Senheng: Acquires central distribution centre in Klang, Selangor for RM75.8m cash . Senheng New Retail has proposed to acquire land together with the buildings erected, which is currently being used as a central distribution centre (CDC) for RM75.8m cash. Senheng entered into a sale and purchase agreement with SDM Assets III SB for the proposed acquisition. (StarBiz)

Bina Darulaman: To jointly pursue Solar opportunities in Malaysia. Bina Darulaman BDB Energy SB has signed a MOU with Pumar Solar Power SB to jointly pursue solar opportunities in Malaysia.
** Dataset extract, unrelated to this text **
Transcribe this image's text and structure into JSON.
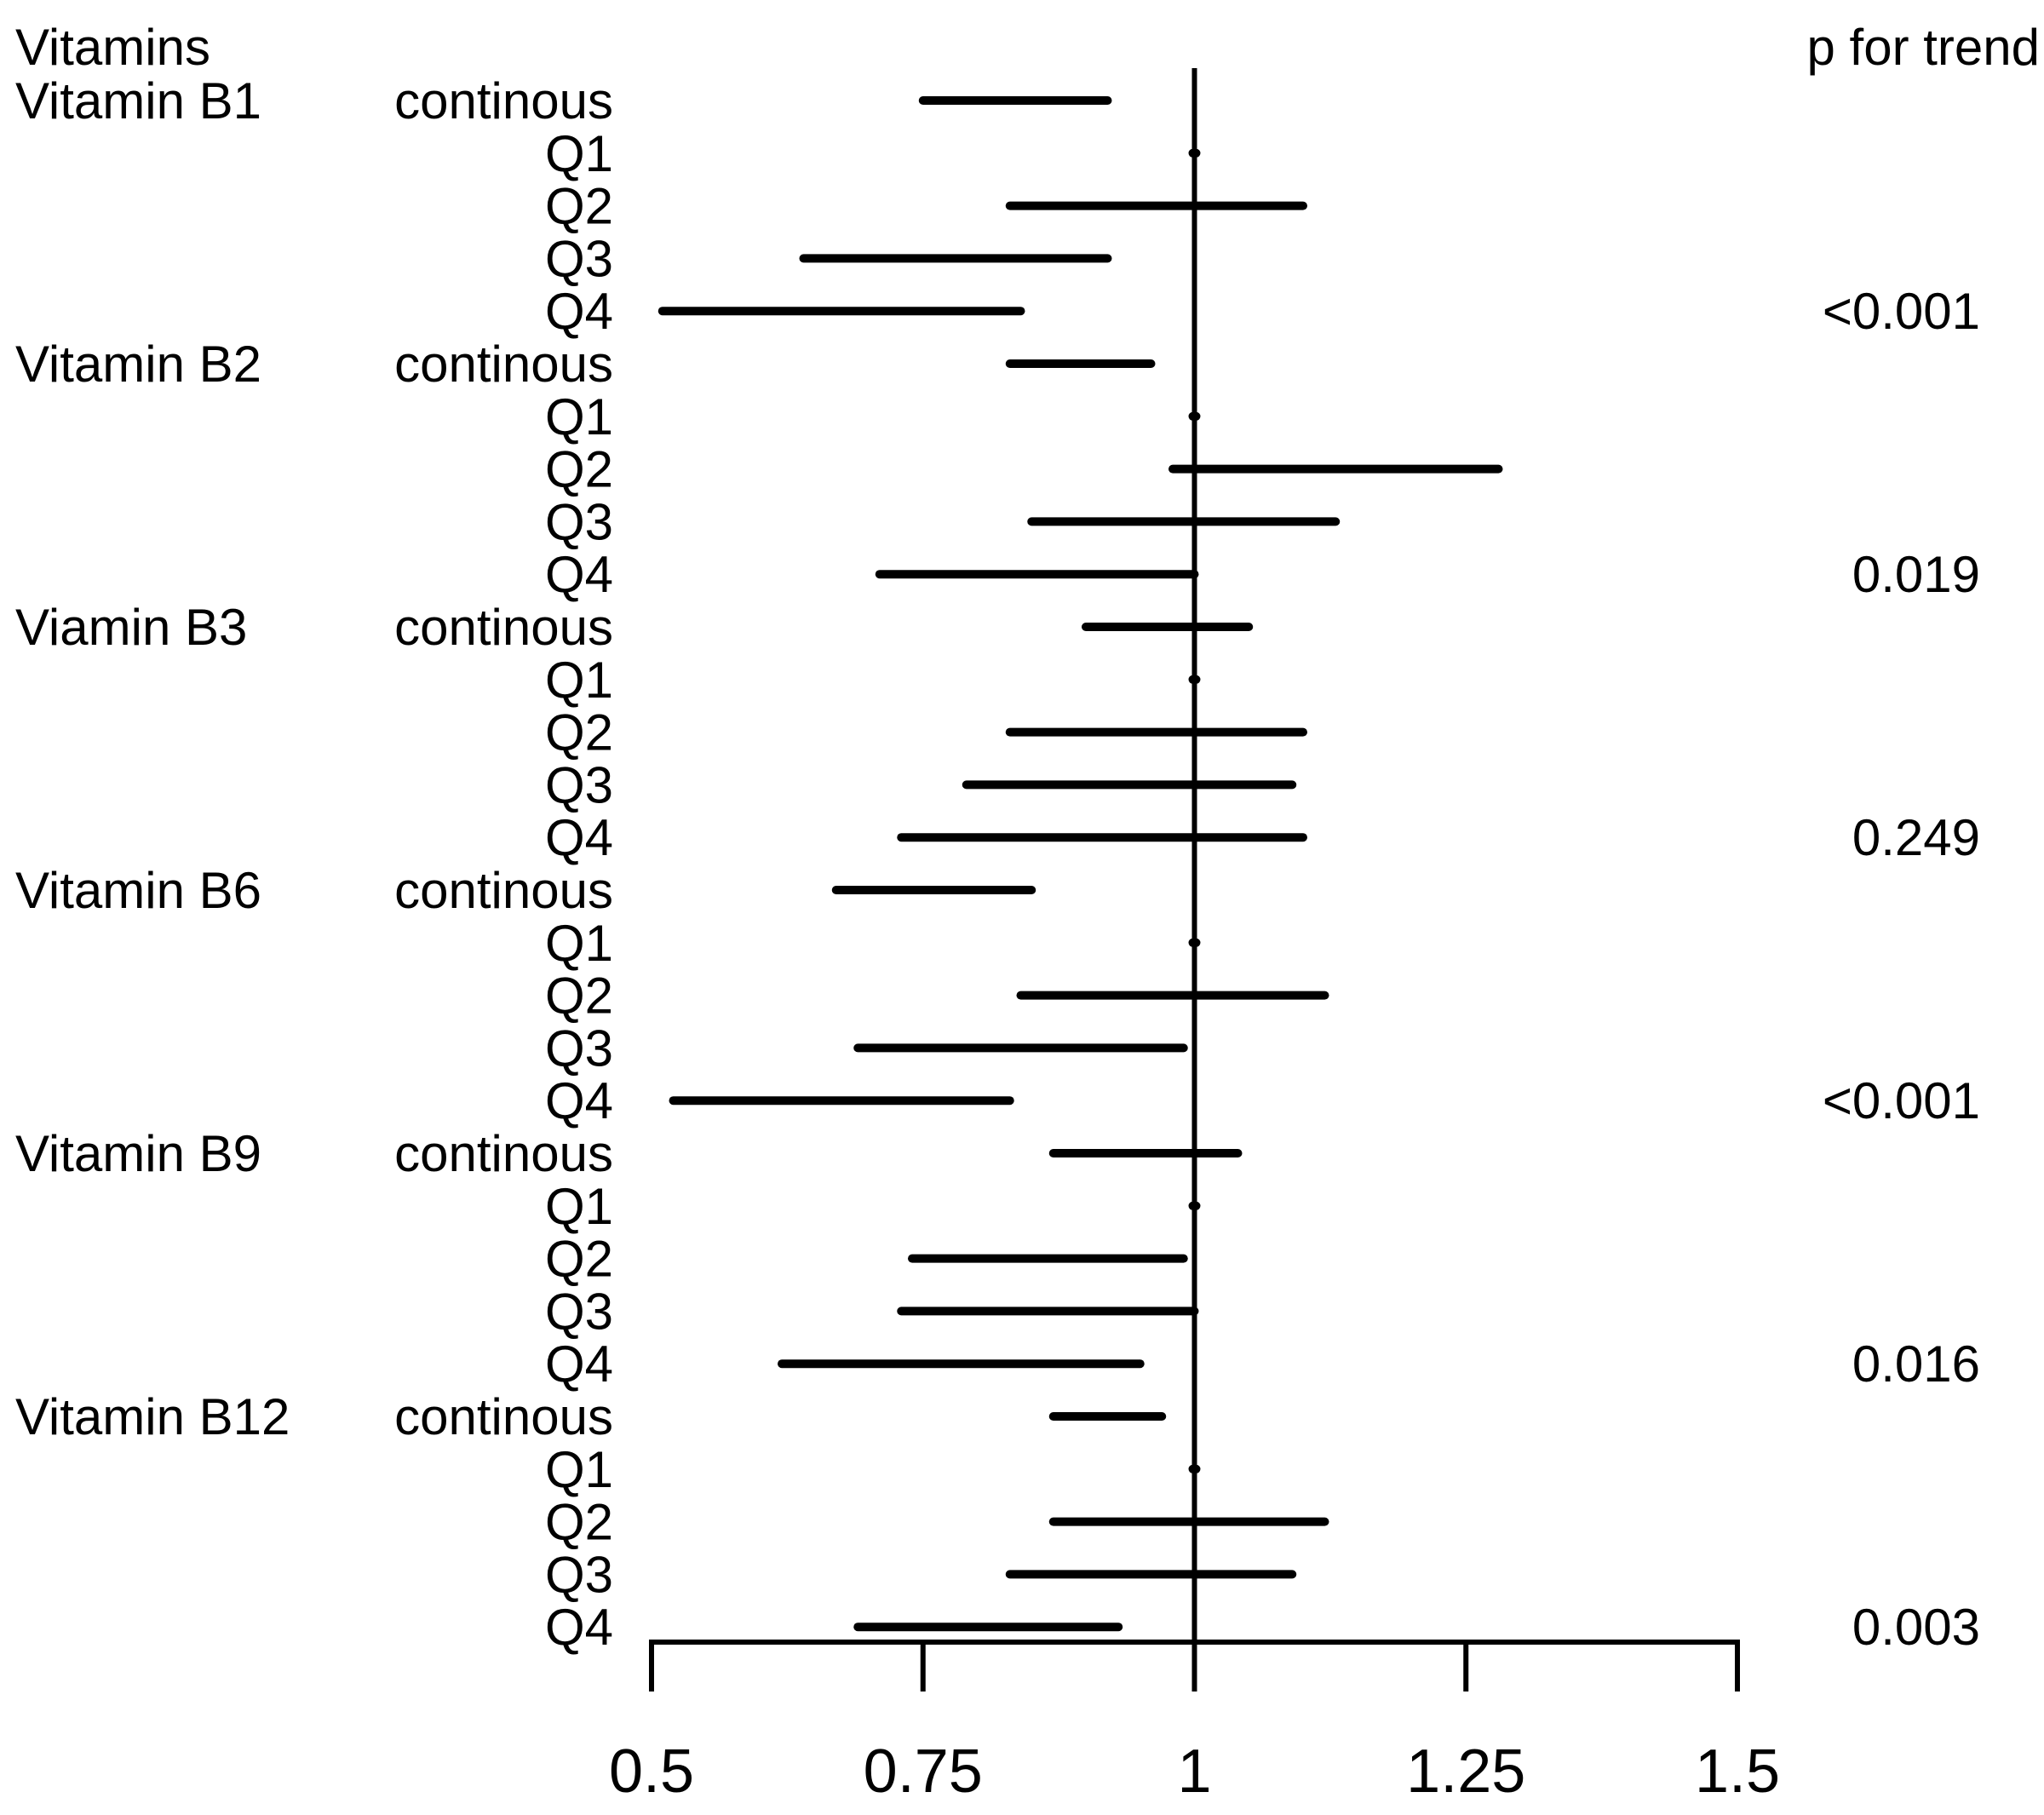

Bina Darulaman said the partnership will look for opportunities in Kedah and other states in Malaysia. (StarBiz)

SAM Engineering: Makes cash call to fund RM203m acquisition of aircraft parts maker from major shareholder . SAM Engineering & Equipment (M) is acquiring aircraft structure parts and precision engineering components manufacturer Aviatron (M) SB for USD43.4m (approximately RM203.2m), cash. The acquisition of Aviatron — the manufacturer of nacelle beams for Boeing and Airbus — is a related party transaction (RPT) as SAM Engineering is buying the stake from its major shareholder Singapore Aerospace Manufacturing Pte Ltd (SAMPL), which controls 62.49% of SAM Engineering. (The Edge)

Market Update

The FBM KLCI might open higher today after Wall Street’s benchmark S&P 500 closed 0.4% higher, led by the energy and materials sectors, and the tech-heavy Nasdaq Composite advanced almost 0.5%. In Europe, the region-wide Stoxx Europe 600 fell 0.6% and Germany’s Dax lost 1%. The downturn spread from China earlier on Monday, where declines in the once dominant property sector dragged Hong Kong’s Hang Seng down 1.8% and the CSI 300 down 0.7%. Asian markets were shaken by news that Chinese property giant Evergrande could not issue new debt owing to an investigation into its principal subsidiary, Hengda Real Estate Group. Its shares dropped more than a fifth and came two days after it warned it was cancelling some creditor meetings to reassess terms for its restructuring.

Back home, Bursa Malaysia retreated from its gains last week to close lower on Monday, due to profit-taking activities amidst mixed performance by regional markets. At the closing bell, the FBM KLCI fell 6.78 points to 1,443.45 from Friday’s close of 1,450.23.